Friday, January 21, 2011

Writing is to Wording as Lusting is to Sexing

Jane Vandenburgh's novel The Physics of Sunset is as difficult to read as physics itself. It is a horribly pretentious book, set in Berkeley, populated with architects, poets, artists and European exiles, and casually referring to the California normalcy of earthquakes, floods and fires. She peppers it with references to "everyone" reading Hawkins' Brief History of Time as cocktail party conversation. All these pieces fracture the whole of the story. If it is to be a woman's view of sex, as seems to be a major plot line for Vandenburgh, the reader has to plow through 190 pages of this drivel to get there. And the sex is awful. Anna and Alec are both bored with not just their marriages but their existence and lack of professional success. Alec has his Queens/Jewish angst; Anna, her horsey Yankee stock, her inability to manage a household or child, and her poetic aloofness. After reading Sonya Friedman's theories, both Anna and Alec seem to be replicating the mating rituals, or lack thereof, of their parents.
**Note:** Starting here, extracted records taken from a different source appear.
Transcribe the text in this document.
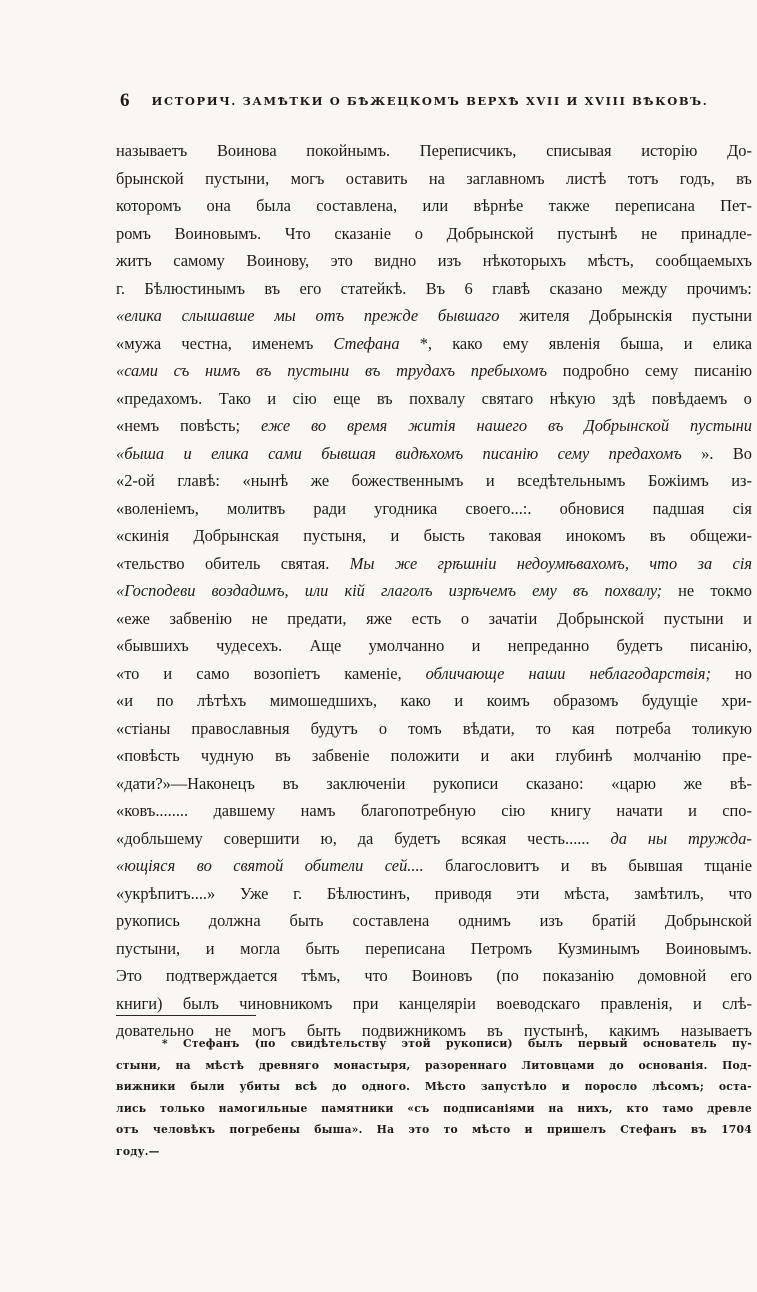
6 ИСТОРИЧ. ЗАМѢТКИ О БѢЖЕЦКОМЪ ВЕРХѢ XVII И XVIII ВѢКОВЪ.
называетъ Воинова покойнымъ. Переписчикъ, списывая исторію До-
брынской пустыни, могъ оставить на заглавномъ листѣ тотъ годъ, въ
которомъ она была составлена, или вѣрнѣе также переписана Пет-
ромъ Воиновымъ. Что сказаніе о Добрынской пустынѣ не принадле-
житъ самому Воинову, это видно изъ нѣкоторыхъ мѣстъ, сообщаемыхъ
г. Бѣлюстинымъ въ его статейкѣ. Въ 6 главѣ сказано между прочимъ:
«елика слышавше мы отъ прежде бывшаго жителя Добрынскія пустыни
«мужа честна, именемъ Стефана *, како ему явленія быша, и елика
«сами съ нимъ въ пустыни въ трудахъ пребыхомъ подробно сему писанію
«предахомъ. Тако и сію еще въ похвалу святаго нѣкую здѣ повѣдаемъ о
«немъ повѣсть; еже во время житія нашего въ Добрынской пустыни
«быша и елика сами бывшая видѣхомъ писанію сему предахомъ ». Во
«2-ой главѣ: «нынѣ же божественнымъ и вседѣтельнымъ Божіимъ из-
«воленіемъ, молитвъ ради угодника своего...:. обновися падшая сія
«скинія Добрынская пустыня, и бысть таковая инокомъ въ общежи-
«тельство обитель святая. Мы же грѣшніи недоумѣвахомъ, что за сія
«Господеви воздадимъ, или кій глаголъ изрѣчемъ ему въ похвалу; не токмо
«еже забвенію не предати, яже есть о зачатіи Добрынской пустыни и
«бывшихъ чудесехъ. Аще умолчанно и непреданно будетъ писанію,
«то и само возопіетъ каменіе, обличающе наши неблагодарствія; но
«и по лѣтѣхъ мимошедшихъ, како и коимъ образомъ будущіе хри-
«стіаны православныя будутъ о томъ вѣдати, то кая потреба толикую
«повѣсть чудную въ забвеніе положити и аки глубинѣ молчанію пре-
«дати?»—Наконецъ въ заключеніи рукописи сказано: «царю же вѣ-
«ковъ........ давшему намъ благопотребную сію книгу начати и спо-
«добльшему совершити ю, да будетъ всякая честь...... да ны тружда-
«ющіяся во святой обители сей.... благословитъ и въ бывшая тщаніе
«укрѣпитъ....» Уже г. Бѣлюстинъ, приводя эти мѣста, замѣтилъ, что
рукопись должна быть составлена однимъ изъ братій Добрынской
пустыни, и могла быть переписана Петромъ Кузминымъ Воиновымъ.
Это подтверждается тѣмъ, что Воиновъ (по показанію домовной его
книги) былъ чиновникомъ при канцеляріи воеводскаго правленія, и слѣ-
довательно не могъ быть подвижникомъ въ пустынѣ, какимъ называетъ
* Стефанъ (по свидѣтельству этой рукописи) былъ первый основатель пу-
стыни, на мѣстѣ древняго монастыря, разореннаго Литовцами до основанія. Под-
вижники были убиты всѣ до одного. Мѣсто запустѣло и поросло лѣсомъ; оста-
лись только намогильные памятники «съ подписаніями на нихъ, кто тамо древле
отъ человѣкъ погребены быша». На это то мѣсто и пришелъ Стефанъ въ 1704
году.—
Vandenburgh's writing style is impermeable. To hoist her on her own petard, here's a quote that refers to Alec's wife but just as accurately describes the author's lack of clarity or careful plot: "... didn't talk so much as she did what he thought of as wording, an accelerated intellectualized babble about artistic theory (or science or society or love -- my edit) and its practice that caught the listener up in a lurching and chaotic logic." And again, Alec towards the end of their "affair" opines: "Words were junk, as infinite as stars, and they were being uttered and said and written that very moment, tapped in, put out, sent, going out into the ether that was either nowhere or was the porno chat room where the lid was completely off but no actual intimacy of the mouth-to-mouth or skin-on-skin would ever transpire." Well here you have an idea about how Vandeburgh writes about Californication as well.

Although written in 1999, the book felt me feeling like I had just finished a marathon of Internet searching, occasionally finding an interesting tidbit about famous person, a facet of the universe, or a recipe from Chez Panisse. But it was equally random as a trip down a rabbit hole. Also, hardly passionately, lovingly lustful.